Wow, holy smokes… 140 directs. Kind of curious: what did the differences look like on a day to day in that sort of org structure?
I met my manager when I joined once, then every 6 or 12 months for performance review (which was aggregated feedback from my peers that he took 2 minutes to talk through: "looks like you're doing fine, if you need anything, my EA can schedule more time").

PMs and Engineers made the prioritization decisions.

If someone was severely underperforming, it'd probably take at least 6 months to notice.

Projects would get shut down with very little notice (though I guess that's been a Google constant).

Within two years they had added 3-4 more layers though, after realizing the managers were, after all, needed.

I've never had close to 140 directs (or even friends) but did get close to 40 (direct reports; never had more than a dozen friends or so). Frankly, it sucks. I was (IMO) doing a terrible job, dropping balls everywhere and not serving the people I had a responsibility & emotional commitment to help. It came down to one of: 1. fail at what you truly believe is your job, 2. give up on what you believe, or 3. don't play the game. I picked #3 and quit, but most go with #2 and many are VPs and CEOs today.
That is insane, Block seems to be very poorly run. The headcount still seems bloated, they'll blame AI and layoff more people for their own incompetence.
After reading a book about the history of Twitter ("Hatching Twitter"), I got the impression that Jack Dorsey is a disturbed individual with a poor grasp on reality. So it's not surprising that Block is poorly run.
If every manager initially had 5 reports, a quick geometric series shows that eliminating all managers would save you 20% of headcount. Of course, managers tend to get paid more, so maybe you'd save a larger fraction of wages.

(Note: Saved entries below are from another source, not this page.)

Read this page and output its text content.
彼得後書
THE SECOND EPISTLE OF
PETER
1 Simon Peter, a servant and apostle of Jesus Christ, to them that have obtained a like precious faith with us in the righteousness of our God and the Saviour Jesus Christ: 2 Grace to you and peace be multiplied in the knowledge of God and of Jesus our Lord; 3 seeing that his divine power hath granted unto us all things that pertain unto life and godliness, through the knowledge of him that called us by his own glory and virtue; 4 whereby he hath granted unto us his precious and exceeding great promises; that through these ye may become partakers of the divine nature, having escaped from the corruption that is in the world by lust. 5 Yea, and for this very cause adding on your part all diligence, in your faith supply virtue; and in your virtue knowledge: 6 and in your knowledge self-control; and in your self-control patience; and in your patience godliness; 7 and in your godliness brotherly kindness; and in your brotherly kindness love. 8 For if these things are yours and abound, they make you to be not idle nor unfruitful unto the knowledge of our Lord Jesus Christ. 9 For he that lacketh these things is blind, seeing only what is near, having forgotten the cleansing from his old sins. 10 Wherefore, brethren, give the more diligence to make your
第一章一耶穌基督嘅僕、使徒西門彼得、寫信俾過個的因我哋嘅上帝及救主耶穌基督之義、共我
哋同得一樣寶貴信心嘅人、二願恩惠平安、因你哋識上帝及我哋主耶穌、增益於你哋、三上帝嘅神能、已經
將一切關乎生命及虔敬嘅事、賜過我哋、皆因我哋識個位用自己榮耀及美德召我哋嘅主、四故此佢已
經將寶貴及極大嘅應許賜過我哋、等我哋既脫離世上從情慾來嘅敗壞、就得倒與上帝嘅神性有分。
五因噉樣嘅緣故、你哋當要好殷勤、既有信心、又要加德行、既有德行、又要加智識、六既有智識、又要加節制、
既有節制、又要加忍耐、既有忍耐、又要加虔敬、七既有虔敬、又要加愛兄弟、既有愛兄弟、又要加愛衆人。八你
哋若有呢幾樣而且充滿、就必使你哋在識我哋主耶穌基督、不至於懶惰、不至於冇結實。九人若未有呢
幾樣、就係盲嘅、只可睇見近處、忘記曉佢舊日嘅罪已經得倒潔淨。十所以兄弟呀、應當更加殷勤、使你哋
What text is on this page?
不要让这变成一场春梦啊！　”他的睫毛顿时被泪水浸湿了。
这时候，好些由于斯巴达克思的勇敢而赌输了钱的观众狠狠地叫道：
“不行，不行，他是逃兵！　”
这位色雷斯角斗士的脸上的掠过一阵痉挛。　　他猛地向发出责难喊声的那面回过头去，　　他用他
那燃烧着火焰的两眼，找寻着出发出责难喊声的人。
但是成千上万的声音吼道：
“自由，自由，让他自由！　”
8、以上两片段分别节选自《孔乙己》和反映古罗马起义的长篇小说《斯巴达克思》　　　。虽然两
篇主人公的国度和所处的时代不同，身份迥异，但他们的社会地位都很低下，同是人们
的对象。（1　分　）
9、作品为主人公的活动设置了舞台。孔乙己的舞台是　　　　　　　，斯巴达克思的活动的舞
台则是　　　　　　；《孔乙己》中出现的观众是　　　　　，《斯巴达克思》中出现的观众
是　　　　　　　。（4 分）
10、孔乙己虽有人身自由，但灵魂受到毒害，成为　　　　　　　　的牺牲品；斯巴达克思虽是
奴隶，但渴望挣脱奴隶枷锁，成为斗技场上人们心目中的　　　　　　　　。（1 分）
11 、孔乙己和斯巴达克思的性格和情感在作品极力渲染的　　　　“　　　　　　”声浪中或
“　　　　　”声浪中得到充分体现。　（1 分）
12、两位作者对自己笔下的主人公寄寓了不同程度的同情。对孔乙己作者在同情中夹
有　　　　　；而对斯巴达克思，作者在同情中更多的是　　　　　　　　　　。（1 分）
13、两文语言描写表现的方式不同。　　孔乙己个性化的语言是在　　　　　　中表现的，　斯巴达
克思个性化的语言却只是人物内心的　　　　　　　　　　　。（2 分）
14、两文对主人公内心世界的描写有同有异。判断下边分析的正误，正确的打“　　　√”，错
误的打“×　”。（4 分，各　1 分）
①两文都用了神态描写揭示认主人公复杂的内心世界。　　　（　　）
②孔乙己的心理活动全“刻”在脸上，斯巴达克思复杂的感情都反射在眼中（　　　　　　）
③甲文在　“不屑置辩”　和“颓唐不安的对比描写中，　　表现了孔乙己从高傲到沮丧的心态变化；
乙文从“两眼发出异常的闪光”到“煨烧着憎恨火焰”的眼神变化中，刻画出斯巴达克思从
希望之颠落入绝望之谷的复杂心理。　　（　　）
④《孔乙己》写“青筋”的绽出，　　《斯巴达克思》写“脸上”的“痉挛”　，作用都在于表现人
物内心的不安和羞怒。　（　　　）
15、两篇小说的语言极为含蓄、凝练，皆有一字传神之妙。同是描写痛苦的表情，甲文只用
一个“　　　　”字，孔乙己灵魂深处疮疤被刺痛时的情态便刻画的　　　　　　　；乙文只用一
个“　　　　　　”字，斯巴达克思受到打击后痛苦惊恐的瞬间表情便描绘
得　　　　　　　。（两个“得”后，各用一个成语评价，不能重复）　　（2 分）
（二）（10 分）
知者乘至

I wonder if that's the main concern or if communication / coordination costs are the larger concern

Yes [1]. Of course, it was a total failure.

1: https://www.slate.com/blogs/business_insider/2014/04/25/goog...

It only works if the person at the top is a real visionary. And you’re talking about a handful of people on earth who have this frankly.
I’ve heard Jensen Huang has like 60 directs, but they are all senior enough to report to the CEO of NVIDIA, so the theory (I think) was that they needed less direct supervision.
I think the charisma at the top masks what's happening internally though. I've never experienced - or learned post factum - of a mesiah leader who didn't have at least one amazing administrator operating in their shadow. Does Dorsey have this?